À la différence des professeurs et des instructeurs étrangers encore en état de choc, le Vieux Haman observait tranquillement Korin descendre l’estrade.
« C’était l’étudiant qui tentait de toucher le corps élémentaire… »
Le Vieux Haman se souvenait encore de cet étudiant téméraire défiant l’impensable. Il appréciait cette persévérance sans faille et lui avait même offert des bons de repas.
Il ne l’avait jamais revu, de sorte que le Vieux Haman pensait qu’il avait échoué. Il ne s’attendait absolument pas à ce qu’il dévoile de telles prouesses aujourd’hui.

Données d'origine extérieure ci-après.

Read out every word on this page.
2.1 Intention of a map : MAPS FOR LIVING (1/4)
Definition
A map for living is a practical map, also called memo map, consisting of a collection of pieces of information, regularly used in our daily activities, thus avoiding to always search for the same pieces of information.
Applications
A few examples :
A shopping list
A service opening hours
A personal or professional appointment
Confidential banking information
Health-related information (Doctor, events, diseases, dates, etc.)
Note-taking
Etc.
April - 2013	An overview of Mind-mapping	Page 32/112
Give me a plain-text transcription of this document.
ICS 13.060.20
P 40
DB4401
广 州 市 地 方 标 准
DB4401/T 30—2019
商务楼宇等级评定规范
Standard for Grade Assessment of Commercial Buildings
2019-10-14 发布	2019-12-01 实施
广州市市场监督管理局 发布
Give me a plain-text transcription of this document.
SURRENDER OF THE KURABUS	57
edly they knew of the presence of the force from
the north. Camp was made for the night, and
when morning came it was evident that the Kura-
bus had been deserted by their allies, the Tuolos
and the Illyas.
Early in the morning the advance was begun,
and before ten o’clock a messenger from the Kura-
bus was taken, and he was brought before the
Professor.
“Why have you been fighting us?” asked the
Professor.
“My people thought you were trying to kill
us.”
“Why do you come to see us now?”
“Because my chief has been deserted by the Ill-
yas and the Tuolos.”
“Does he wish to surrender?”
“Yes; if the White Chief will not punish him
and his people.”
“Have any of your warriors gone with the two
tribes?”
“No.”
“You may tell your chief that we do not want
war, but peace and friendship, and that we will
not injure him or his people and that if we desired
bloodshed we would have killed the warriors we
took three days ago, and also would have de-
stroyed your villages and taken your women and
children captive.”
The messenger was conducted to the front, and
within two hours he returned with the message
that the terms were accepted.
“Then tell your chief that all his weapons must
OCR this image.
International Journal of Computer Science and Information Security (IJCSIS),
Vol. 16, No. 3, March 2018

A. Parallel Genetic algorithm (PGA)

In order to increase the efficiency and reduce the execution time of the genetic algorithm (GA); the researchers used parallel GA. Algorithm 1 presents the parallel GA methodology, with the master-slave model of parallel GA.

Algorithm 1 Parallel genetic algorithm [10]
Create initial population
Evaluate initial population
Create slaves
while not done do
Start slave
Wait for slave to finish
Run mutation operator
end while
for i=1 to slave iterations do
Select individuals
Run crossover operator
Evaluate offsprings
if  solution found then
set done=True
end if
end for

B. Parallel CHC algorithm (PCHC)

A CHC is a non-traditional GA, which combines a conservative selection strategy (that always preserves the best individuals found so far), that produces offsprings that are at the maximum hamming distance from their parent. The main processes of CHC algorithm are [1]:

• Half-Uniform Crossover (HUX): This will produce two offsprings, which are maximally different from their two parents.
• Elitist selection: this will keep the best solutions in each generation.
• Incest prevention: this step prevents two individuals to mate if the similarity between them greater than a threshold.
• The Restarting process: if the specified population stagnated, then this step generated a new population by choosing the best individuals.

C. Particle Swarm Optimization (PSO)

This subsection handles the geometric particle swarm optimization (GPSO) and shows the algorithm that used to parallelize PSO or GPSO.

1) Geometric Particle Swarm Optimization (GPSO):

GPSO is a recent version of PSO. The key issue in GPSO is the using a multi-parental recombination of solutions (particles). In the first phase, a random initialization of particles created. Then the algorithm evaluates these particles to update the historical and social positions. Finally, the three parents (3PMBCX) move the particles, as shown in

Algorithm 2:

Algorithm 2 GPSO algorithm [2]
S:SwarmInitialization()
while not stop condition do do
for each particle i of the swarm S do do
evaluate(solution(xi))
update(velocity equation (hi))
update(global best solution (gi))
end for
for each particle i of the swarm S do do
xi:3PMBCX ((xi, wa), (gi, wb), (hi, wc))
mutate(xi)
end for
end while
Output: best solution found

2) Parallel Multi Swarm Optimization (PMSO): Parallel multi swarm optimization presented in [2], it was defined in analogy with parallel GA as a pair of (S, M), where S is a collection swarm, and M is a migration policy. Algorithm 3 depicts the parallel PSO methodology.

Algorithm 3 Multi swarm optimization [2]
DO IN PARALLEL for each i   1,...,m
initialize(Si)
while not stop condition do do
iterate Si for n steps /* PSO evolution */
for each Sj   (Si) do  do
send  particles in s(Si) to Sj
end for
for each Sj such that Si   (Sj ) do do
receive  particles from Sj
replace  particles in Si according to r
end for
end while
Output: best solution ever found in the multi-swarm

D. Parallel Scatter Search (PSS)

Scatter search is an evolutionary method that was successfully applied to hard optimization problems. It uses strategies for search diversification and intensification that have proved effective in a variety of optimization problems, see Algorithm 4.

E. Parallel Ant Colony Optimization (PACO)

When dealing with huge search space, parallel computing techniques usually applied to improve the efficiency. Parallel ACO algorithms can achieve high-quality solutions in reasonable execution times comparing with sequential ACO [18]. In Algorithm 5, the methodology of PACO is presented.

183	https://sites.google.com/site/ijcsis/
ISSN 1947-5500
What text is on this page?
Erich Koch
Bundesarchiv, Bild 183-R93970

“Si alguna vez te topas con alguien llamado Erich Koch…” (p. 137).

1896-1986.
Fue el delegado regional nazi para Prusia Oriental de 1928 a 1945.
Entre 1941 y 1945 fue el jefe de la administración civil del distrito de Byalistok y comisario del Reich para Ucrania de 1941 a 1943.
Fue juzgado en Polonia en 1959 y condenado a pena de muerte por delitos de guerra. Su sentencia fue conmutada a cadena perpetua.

C’était déjà au-delà du niveau des étudiants. Combien d’élèves à l’Académie Merkarva pourraient soutenir la comparaison avec le chevalier Grade 5, Korin Lork ?
Les noms de Beazeker et Marie Dunareff surgirent dans son esprit, mais le Vieux Haman secoua la tête. À la différence d’eux, Korin Lork et son talent relevaient plutôt… d’une autre catégorie.
Il avait l’impression d’avoir entrevu un talent extraordinaire, inconcevable par la seule force ou l’aura. Ses aptitudes naviguaient dans un domaine impénétrable de l’inconnu.
………
……
…
« … C’est impossible. »
Le professeur Fermack lança des regards incendiaires à travers ses lunettes de soleil, fixant Korin Lork.
Le professeur aux cheveux afro, d’ordinaire insouciant, était bouleversé, rompant avec son habituelle sérénité. S’il n’avait pas porté ses lunettes, quiconque aurait remarqué qu’il n’allait pas bien.
« Comment… parvient-il à utiliser les techniques de cette personne ? »
Sa phrase passa inaperçue, engloutie par les acclamations assourdissantes de la foule.